Many questions remain about the best ways to find and vet targets for treating neurodevelopmental diseases such as ASD. Yet gene-therapy vectorology seems to be hitting its stride, which could help smooth the way. Dozens of gene therapy clinical trials are underway, and several deals between big pharmas and gene-therapy companies were announced in 2020: Bayer, Eli Lilly and UCB all joined Novartis with major investments in the field. This year will see the initiation of several clinical trials of molecularly targeted agents for ASDs.
But with thousands of underlying genetic lesions associated with ASDs, arising from sources ranging from simple single point mutations to deletions of chromosomal regions covering many genes, a range of molecular targeted therapies will be needed. At the moment, monogenic disorders are where commercial drug development is feasible. “One of my concerns is that we need to develop hundreds of different therapeutics, one per gene, but this would still only help the 15% of individuals with autism who have a known genetic disorder,” says Sanders.

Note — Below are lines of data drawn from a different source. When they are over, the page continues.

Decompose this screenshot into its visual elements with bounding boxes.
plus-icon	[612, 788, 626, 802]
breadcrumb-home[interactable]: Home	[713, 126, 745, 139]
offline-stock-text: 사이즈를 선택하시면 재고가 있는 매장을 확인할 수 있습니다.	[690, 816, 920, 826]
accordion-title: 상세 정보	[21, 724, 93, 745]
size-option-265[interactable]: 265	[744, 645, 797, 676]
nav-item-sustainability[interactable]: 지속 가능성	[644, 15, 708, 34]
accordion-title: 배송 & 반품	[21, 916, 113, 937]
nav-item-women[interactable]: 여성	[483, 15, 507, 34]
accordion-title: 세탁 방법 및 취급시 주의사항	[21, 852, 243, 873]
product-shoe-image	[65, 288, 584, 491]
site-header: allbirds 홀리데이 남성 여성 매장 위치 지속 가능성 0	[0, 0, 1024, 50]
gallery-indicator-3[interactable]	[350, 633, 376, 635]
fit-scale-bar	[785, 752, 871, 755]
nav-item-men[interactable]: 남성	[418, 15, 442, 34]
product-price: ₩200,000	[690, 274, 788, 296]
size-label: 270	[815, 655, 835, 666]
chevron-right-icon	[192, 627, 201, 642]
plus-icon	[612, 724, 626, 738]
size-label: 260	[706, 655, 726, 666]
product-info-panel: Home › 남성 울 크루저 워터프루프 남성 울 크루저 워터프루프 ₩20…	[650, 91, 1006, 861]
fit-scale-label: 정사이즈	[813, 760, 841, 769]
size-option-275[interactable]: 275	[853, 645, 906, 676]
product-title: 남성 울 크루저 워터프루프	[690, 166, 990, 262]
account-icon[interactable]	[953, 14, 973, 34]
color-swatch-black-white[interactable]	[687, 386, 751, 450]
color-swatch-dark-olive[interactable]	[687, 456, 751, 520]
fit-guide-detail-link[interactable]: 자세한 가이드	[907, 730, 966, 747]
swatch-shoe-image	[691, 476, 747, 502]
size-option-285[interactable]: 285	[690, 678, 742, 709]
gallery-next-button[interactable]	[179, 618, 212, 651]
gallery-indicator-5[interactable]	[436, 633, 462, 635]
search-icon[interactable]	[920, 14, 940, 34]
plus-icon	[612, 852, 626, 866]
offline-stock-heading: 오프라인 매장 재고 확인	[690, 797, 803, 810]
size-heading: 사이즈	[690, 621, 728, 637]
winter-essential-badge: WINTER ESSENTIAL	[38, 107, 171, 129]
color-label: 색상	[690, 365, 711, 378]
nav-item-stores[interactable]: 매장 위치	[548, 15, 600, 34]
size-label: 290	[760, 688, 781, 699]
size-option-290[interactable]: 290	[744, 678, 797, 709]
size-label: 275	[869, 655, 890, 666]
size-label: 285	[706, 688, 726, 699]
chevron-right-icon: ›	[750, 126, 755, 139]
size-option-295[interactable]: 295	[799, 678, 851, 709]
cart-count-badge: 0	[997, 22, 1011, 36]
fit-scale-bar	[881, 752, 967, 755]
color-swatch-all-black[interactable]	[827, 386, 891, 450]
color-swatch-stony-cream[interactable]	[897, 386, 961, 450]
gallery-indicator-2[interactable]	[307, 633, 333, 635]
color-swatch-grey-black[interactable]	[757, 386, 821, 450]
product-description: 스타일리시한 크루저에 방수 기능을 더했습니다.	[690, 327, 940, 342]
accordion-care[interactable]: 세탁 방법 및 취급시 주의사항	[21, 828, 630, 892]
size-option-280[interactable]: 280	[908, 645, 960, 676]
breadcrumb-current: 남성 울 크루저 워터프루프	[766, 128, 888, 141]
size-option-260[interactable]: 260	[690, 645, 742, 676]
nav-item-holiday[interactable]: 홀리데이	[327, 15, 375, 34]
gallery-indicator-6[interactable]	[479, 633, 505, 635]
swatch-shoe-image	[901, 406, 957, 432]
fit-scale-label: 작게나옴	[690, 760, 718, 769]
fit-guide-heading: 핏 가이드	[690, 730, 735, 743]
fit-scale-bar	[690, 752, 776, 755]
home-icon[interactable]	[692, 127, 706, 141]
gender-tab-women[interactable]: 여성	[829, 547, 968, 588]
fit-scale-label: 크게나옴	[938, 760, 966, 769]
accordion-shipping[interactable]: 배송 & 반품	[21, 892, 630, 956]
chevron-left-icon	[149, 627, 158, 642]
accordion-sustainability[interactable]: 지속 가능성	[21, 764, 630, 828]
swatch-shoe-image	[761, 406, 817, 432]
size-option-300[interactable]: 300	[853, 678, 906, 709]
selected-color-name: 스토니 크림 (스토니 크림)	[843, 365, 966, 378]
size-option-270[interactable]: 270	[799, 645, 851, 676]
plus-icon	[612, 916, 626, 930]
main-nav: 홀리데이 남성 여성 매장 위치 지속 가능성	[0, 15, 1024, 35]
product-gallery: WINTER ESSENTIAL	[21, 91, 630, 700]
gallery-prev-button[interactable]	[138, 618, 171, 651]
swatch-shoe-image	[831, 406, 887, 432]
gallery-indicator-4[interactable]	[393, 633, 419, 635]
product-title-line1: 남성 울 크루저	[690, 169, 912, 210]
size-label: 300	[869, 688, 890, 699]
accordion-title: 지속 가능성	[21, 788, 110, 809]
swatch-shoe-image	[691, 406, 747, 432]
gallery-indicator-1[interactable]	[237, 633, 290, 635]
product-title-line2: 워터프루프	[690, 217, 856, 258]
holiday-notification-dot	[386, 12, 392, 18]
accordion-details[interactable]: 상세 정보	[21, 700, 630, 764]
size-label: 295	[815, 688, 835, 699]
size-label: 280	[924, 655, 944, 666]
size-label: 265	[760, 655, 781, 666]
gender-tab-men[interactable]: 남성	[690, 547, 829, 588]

It will also take a major advance in diagnosing the various subgroups of ASD before a serious effort in gene-based approaches can be considered. As Scherer cautions, “Since autism is not a fatal disorder, taking an extreme decision to try it, at whatever stage, is a very complicated and tough one… The gene therapy discussion now should just be in the research realm being used as a method for generating models, figuring out ways to correct mutations.”